5 Alasan Dibutuhkan Sekuel (& 5 Alasan Mengapa Film Ini Cukup)

Setelah penantian yang panjang dan penuh gejolak dan rentang waktu yang tidak pasti bagi dunia, yang masih sangat banyak berlangsung, epik terbaru dari auteur yang dihormati dan dicintai Christopher Nolan akhirnya dirilis ke berbagai tempat di seluruh dunia. Prinsip adalah movie yang telah memecah belah dalam beberapa aspek, tetapi merupakan pengalaman sinematik hiburan benar-benar brilian dan bagian hiburan yang memikat.

TERKAIT: Prinsip: Setiap Pertunjukan Utama, Peringkat

Narasi movie bisa sangat sulit untuk diikuti begitu semua inversi waktu dan kebingungan khas Nolan-esque dimasukkan ke dalam campuran. Namun, dengan bagaimana movie ini berkembang dan berakhir, ada argumen yang bisa didapat bahwa sekuelnya Prinsip bisa bermanfaat.

10 Sekuel – Penciptaan Algoritma

Dalam apa yang cukup mengungkapkan / memutar Prinsip, penonton mengetahui bahwa Sater tidak ingin memulai Perang Dunia 3. Tidak ada perang dingin nuklir yang akan datang, ini hanyalah akhir dari dunia yang akan datang, karena Sater sedang sekarat dan ingin membawa dunia bersamanya.

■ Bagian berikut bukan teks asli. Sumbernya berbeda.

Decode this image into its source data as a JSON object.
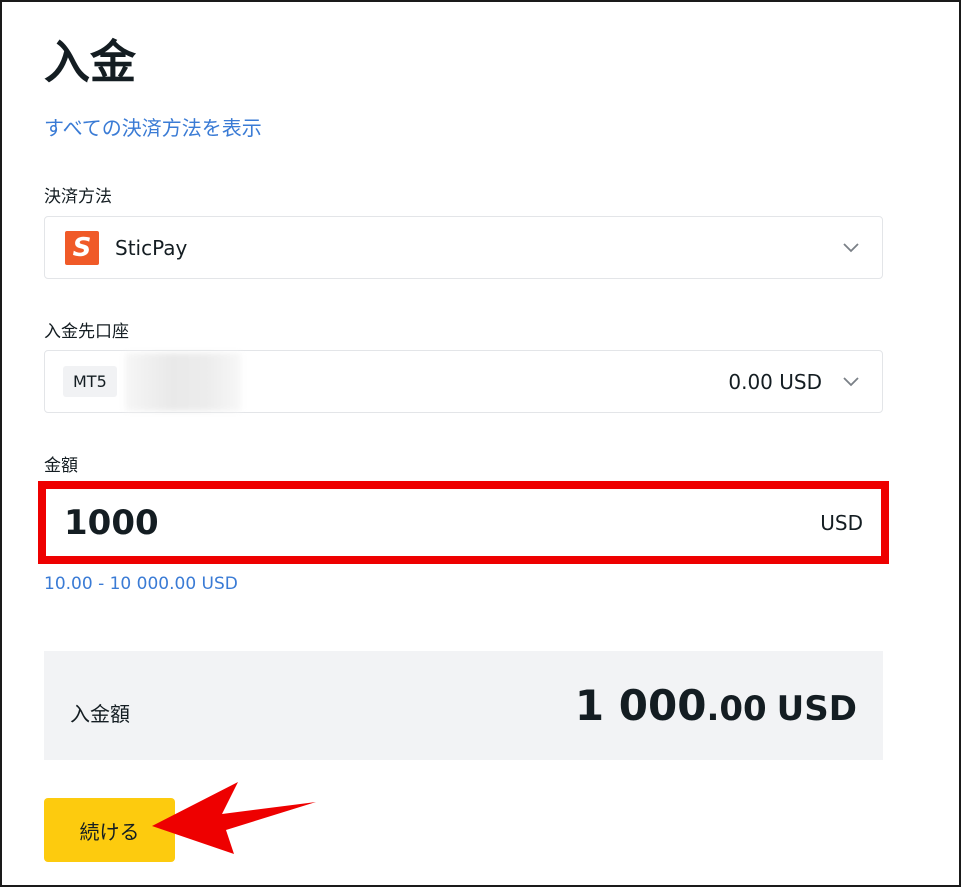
{
  "page": {
    "title": "入金",
    "show_all_methods_link": "すべての決済方法を表示"
  },
  "payment_method": {
    "label": "決済方法",
    "logo_letter": "S",
    "selected": "SticPay",
    "logo_color": "#f05a28"
  },
  "account": {
    "label": "入金先口座",
    "platform_badge": "MT5",
    "balance": "0.00 USD"
  },
  "amount": {
    "label": "金額",
    "value": "1000",
    "currency": "USD",
    "range_hint": "10.00 - 10 000.00 USD"
  },
  "summary": {
    "label": "入金額",
    "value_integer": "1 000",
    "value_decimal": ".00",
    "currency": "USD"
  },
  "actions": {
    "continue_label": "続ける"
  },
  "colors": {
    "accent_yellow": "#fdcb0e",
    "link_blue": "#3a7bd5",
    "highlight_red": "#ee0000"
  },
  "icons": {
    "dropdown": "chevron-down-icon",
    "annotation": "red-arrow-icon"
  }
}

Untuk melakukan ini, Sater memiliki tombol orang mati yang terhubung dengan algoritme – mesin yang dikirim kembali dari masa depan dalam potongan-potongan oleh para ilmuwan, yang memiliki kekuatan untuk memutar waktu sepenuhnya ke belakang, menghapus masa lalu. Sekuel movie tersebut dapat mengeksplorasi algoritme lebih jauh, baik ilmuwan yang membuatnya maupun mereka yang akan memburu potongan-potongan yang disembunyikan oleh Protagonis dan Ives.

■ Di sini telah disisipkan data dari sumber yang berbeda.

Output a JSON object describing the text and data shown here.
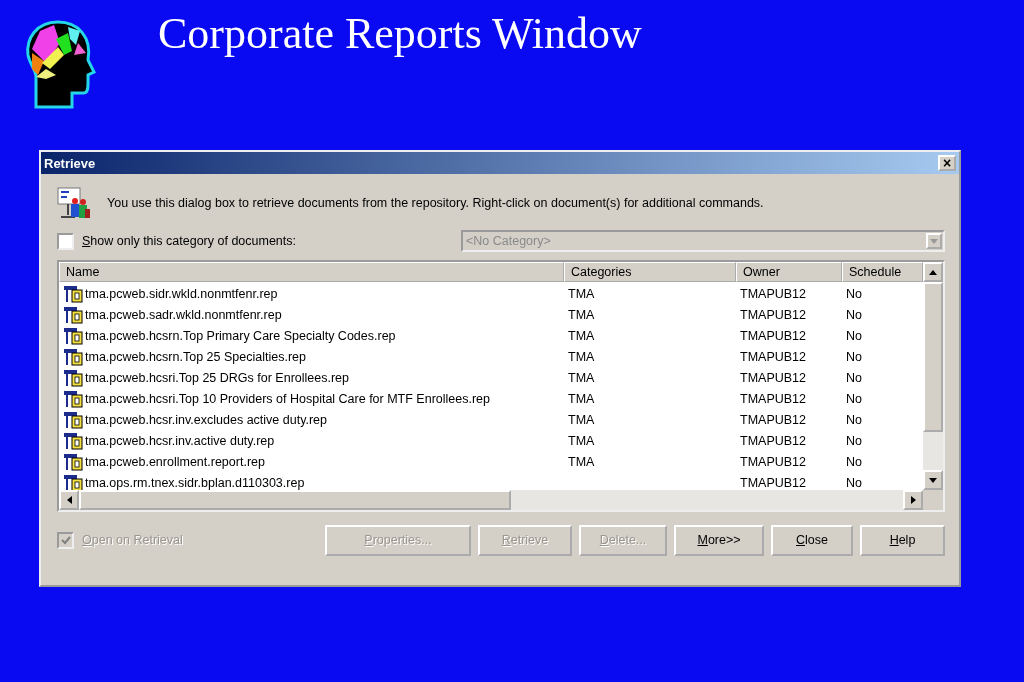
{
  "slide": {
    "title": "Corporate Reports Window"
  },
  "window": {
    "title": "Retrieve",
    "close": "×"
  },
  "info": "You use this dialog box to retrieve documents from the repository. Right-click on document(s) for additional commands.",
  "category_filter": {
    "label": "Show only this category of documents:",
    "mnemonic": true,
    "checked": false,
    "disabled": false
  },
  "category_combo": {
    "value": "<No Category>",
    "disabled": true
  },
  "table": {
    "columns": [
      "Name",
      "Categories",
      "Owner",
      "Schedule"
    ],
    "rows": [
      {
        "name": "tma.pcweb.sidr.wkld.nonmtfenr.rep",
        "categories": "TMA",
        "owner": "TMAPUB12",
        "schedule": "No"
      },
      {
        "name": "tma.pcweb.sadr.wkld.nonmtfenr.rep",
        "categories": "TMA",
        "owner": "TMAPUB12",
        "schedule": "No"
      },
      {
        "name": "tma.pcweb.hcsrn.Top Primary Care Specialty Codes.rep",
        "categories": "TMA",
        "owner": "TMAPUB12",
        "schedule": "No"
      },
      {
        "name": "tma.pcweb.hcsrn.Top 25 Specialties.rep",
        "categories": "TMA",
        "owner": "TMAPUB12",
        "schedule": "No"
      },
      {
        "name": "tma.pcweb.hcsri.Top 25 DRGs for Enrollees.rep",
        "categories": "TMA",
        "owner": "TMAPUB12",
        "schedule": "No"
      },
      {
        "name": "tma.pcweb.hcsri.Top 10 Providers of Hospital Care for MTF Enrollees.rep",
        "categories": "TMA",
        "owner": "TMAPUB12",
        "schedule": "No"
      },
      {
        "name": "tma.pcweb.hcsr.inv.excludes active duty.rep",
        "categories": "TMA",
        "owner": "TMAPUB12",
        "schedule": "No"
      },
      {
        "name": "tma.pcweb.hcsr.inv.active duty.rep",
        "categories": "TMA",
        "owner": "TMAPUB12",
        "schedule": "No"
      },
      {
        "name": "tma.pcweb.enrollment.report.rep",
        "categories": "TMA",
        "owner": "TMAPUB12",
        "schedule": "No"
      },
      {
        "name": "tma.ops.rm.tnex.sidr.bplan.d110303.rep",
        "owner": "TMAPUB12",
        "schedule": "No"
      }
    ]
  },
  "open_on_retrieval": {
    "label": "Open on Retrieval",
    "mnemonic": true,
    "checked": true,
    "disabled": true
  },
  "buttons": [
    {
      "label": "Properties...",
      "mnemonic": true,
      "disabled": true
    },
    {
      "label": "Retrieve",
      "mnemonic": true,
      "disabled": true
    },
    {
      "label": "Delete...",
      "mnemonic": true,
      "disabled": true
    },
    {
      "label": "More>>",
      "mnemonic": true,
      "disabled": false
    },
    {
      "label": "Close",
      "mnemonic": true,
      "disabled": false
    },
    {
      "label": "Help",
      "mnemonic": true,
      "disabled": false
    }
  ]
}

9 Satu Sudah Cukup – Tidak Mungkin

John David Washington dan Christopher Nolan di set Tenet

Selain trilogi Dark Knight, Christopher Nolan tidak membuat sekuel. Sekalipun sebuah konsep menarik dan masih memiliki banyak eksplorasi potensial, pembuat movie belum melakukannya.

Nolan lebih suka menggarap cerita dan konsep orisinal. Itu jelas, tetapi semakin ditunggu-tunggu untuk sekuel yang tidak akan pernah datang mungkin membuat beberapa orang kesal Prinsip itu akan sempurna untuk sekuel, yang secara tidak masuk akal melukai movie tersebut.

8 Sekuel – Neil & The Protagonist’s Friendship

Neil Robert Pattinson dan’The Protagonist’ John David Washington adalah dua pahlawan utama cerita, dan dalam movie, ada sekilas persahabatan yang pasti di beberapa titik dalam movie.

TERKAIT: 10 Penampilan Terbaik Disutradarai Oleh Christopher Nolan, Peringkat

Di akhir movie, Neil mengungkapkan bahwa ia telah mengenal Sang Protagonis sejak lama, dan dipekerjakan olehnya, oleh karena itu ia memiliki pengetahuan dan wawasan tentang segala hal yang terjadi. Tergoda bahwa keduanya melakukan banyak hal gila bersama, dan sekuel dengan dua aktor luar biasa ini akan sempurna untuk dieksplorasi.

7 Satu Sudah Cukup – Bisa Menginjak Perairan Biasa

michael caine prinsip

Ide tentang waktu dieksplorasi dengan satu atau lain cara di setiap movie Nolan, apakah itu manipulasi, kekacauan, atau berpacu, dan Prinsip membawa konsep ini lebih jauh dari siapapun dalam sejarah sinematik.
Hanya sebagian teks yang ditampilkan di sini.